Southern Oil Refining has started a used oil rerefinery that it relocated from Young to Wagga Wagga, New South Wales. Part of the facility is a joint venture with Hydrodec that includes a hydrotreater, and SOR says the experience of operating it will help prepare the company to enter the API Group II and III base oil market.
SOR has two Australian rerefineries that convert used engine oils to Group I base stock. The Wagga Wagga plant has capacity to make 20 million liters per year (approximately 18,000 metric tons per year), and its plant in Gladstone, Queensland, is three times as big.
The end game for us is to get the experience to scale up and build first a larger hydrotreater at our Gladstone plant to make Group III+ sort of material, SOR Managing Director Tim Rose said. We have an interest in developing our lubes into higher groupings.

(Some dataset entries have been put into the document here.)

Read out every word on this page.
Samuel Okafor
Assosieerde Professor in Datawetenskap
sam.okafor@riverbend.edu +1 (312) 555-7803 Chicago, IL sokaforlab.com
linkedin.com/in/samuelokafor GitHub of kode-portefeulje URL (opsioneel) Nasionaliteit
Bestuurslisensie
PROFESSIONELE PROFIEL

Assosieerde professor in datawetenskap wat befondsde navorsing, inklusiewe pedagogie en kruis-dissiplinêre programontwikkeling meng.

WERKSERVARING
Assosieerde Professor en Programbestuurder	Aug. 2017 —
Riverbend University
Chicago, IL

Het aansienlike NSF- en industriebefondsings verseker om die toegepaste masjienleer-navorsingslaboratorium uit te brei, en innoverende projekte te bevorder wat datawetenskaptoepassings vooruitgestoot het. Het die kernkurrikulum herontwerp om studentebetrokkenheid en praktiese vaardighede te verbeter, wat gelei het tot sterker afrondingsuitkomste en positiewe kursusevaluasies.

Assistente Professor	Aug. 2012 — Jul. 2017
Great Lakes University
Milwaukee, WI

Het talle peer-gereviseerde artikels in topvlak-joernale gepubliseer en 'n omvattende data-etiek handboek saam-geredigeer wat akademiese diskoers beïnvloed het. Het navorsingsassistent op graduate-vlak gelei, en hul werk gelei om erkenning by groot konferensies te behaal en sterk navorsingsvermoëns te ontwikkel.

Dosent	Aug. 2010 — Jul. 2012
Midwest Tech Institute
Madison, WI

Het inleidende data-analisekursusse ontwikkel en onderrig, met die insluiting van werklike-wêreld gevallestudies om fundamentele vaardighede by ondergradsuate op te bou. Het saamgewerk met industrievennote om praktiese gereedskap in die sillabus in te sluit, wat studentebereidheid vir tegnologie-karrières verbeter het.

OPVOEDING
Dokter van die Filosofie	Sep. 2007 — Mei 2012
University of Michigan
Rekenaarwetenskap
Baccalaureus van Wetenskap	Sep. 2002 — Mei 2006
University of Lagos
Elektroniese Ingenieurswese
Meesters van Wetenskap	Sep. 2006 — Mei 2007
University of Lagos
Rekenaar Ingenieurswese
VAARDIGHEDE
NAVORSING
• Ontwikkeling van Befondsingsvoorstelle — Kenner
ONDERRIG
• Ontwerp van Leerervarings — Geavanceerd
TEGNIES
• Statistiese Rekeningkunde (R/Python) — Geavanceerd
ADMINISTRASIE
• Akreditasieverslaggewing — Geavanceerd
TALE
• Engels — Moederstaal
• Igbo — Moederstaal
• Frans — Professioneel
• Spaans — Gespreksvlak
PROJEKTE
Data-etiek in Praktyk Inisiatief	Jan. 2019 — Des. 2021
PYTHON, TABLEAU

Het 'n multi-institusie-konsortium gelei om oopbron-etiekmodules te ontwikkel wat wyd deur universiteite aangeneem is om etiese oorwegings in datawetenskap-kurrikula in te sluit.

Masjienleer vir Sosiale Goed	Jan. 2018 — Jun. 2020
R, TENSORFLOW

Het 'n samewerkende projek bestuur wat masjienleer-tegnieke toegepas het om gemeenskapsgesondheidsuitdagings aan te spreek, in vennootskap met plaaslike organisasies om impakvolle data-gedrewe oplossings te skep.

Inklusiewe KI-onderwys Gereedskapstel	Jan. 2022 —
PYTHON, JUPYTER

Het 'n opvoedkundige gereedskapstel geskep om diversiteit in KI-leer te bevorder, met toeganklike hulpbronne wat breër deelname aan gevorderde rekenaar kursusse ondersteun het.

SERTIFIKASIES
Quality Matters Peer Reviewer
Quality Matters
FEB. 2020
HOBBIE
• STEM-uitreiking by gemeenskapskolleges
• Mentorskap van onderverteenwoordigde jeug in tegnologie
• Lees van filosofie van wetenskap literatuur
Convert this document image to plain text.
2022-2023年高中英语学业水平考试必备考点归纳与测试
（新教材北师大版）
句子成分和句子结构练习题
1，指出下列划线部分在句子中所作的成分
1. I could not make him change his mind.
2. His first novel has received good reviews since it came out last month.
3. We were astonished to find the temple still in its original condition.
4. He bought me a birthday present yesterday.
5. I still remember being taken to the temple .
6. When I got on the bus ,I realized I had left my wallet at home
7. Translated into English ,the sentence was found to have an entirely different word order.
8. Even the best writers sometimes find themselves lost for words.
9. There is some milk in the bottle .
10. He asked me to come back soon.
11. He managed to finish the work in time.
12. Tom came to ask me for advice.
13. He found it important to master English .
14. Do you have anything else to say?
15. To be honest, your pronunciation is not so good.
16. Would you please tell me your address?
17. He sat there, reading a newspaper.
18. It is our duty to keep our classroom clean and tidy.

The hydrotreater at the Wagga Wagga plant was built through a joint venture with United Kingdom-based Hydrodec, which rerefines used electrical transformer oil. SOR wanted to move the Young plant for logistical reasons, and the companies worked out there were gains to be made from reduced overheads if SOR managed Hydrodecs facilities on a toll basis. In addition to base oils, SOR and Hydrodec are prepared to use the hydrotreaters spare capacity to produce fuel from feedstock derived from plant matter such as algae or woodchips.
We have an opportunity together to develop the fuels market here, said Rose.
As for base oils, Rose said SOR is close to meeting the Group II standard but will need to reach Group III standards to satisfy market demands. The Australian market is demanding Group II and in the future will want more Group III.